New York cops kill again  
 
 
BY GREG McCARTAN  
New York City cops killed Malcolm Ferguson with one shot to the head at close range March 1 a few blocks from where Amadou Diallo was gunned down last year. Four plainclothes cops approached a group of people in an apartment hallway, police say, then "pursued" Ferguson after he "bolted" upstairs. The cop's gun was stained with blood, "indicating close proximity when the firearm was discharged," said the cops afterwards. Policeman Luis Rivera refused to give a statement following his killing of Ferguson.

The police department immediately played up Ferguson's record of prior arrests on drug charges and claimed he was carrying heroin at the time. Ferguson, a 23-year-old Black man, was arrested the previous Friday at a protest of the acquittals of the four cops who killed Amadou Diallo and charged with resisting arrest.

"It's not even a week since Amadou, and you're back here shooting us again!" yelled one of 200 protesters who gathered as news of the latest cop killing spread through the neighborhood.

In a related development, prosecutors revealed evidence against two cops who brutalized Cherae Williams. Last September Williams called the cops because she was being beaten by her boyfriend. When the cops arrived and refused to respond to her complaint, Williams testified, she asked for their badge numbers. She said they then grabbed her, handcuffed her, and took her to a deserted area where they beat her so severely her jaw had to be wired. Williams had to call her own ambulance.

In Los Angeles police released a report admitting a pattern of police brutality, frame-ups, and corruption. Earlier revelations led the United States attorney, FBI, and state attorney general to open a criminal investigation into the department.
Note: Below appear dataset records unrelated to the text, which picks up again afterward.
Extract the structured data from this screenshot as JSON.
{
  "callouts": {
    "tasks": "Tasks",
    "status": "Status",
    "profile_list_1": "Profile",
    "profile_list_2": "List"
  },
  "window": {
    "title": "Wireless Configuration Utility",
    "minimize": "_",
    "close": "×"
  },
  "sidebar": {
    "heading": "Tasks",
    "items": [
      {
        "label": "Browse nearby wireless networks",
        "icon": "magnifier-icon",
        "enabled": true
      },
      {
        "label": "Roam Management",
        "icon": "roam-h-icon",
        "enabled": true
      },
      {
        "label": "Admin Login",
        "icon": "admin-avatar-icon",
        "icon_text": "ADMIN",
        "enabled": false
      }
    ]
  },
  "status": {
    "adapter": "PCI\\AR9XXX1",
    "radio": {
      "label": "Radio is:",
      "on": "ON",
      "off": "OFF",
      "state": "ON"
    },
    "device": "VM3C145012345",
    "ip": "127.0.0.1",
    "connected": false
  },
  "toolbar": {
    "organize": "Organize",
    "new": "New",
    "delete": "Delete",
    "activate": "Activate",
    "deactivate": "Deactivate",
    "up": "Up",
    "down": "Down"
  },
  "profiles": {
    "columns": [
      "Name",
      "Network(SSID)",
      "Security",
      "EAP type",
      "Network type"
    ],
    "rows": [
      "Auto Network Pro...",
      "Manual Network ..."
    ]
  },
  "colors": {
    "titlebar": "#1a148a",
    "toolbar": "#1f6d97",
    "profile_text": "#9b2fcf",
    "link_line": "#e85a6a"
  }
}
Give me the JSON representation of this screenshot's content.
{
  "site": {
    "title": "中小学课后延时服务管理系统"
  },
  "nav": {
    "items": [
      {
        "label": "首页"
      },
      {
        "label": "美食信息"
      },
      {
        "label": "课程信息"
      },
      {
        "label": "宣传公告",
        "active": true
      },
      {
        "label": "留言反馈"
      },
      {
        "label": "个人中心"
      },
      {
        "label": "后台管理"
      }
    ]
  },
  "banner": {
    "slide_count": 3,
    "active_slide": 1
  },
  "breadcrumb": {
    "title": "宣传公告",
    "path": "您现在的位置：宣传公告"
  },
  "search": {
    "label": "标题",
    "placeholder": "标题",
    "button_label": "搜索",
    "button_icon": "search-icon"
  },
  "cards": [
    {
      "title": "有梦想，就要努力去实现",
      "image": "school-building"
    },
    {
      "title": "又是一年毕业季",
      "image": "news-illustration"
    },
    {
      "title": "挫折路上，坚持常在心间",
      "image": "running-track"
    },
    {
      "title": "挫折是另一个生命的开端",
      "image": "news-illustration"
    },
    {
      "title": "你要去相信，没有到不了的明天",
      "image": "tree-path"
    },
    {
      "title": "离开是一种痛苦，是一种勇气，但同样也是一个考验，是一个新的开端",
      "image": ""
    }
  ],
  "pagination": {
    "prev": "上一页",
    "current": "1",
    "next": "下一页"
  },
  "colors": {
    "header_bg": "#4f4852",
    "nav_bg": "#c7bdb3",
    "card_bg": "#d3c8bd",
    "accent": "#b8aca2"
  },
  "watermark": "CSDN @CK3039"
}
The big-business media openly says that hundreds of people have been wrongly imprisoned because of police misconduct and expect the city to pay out $200 million or more in lawsuit settlements.

The New York Times reported that the "unusual joint action appeared to reflect both plummeting public confidence in the police and growing, and increasingly open, political feuding between the police department and the district attorney's office over the pace of the investigation."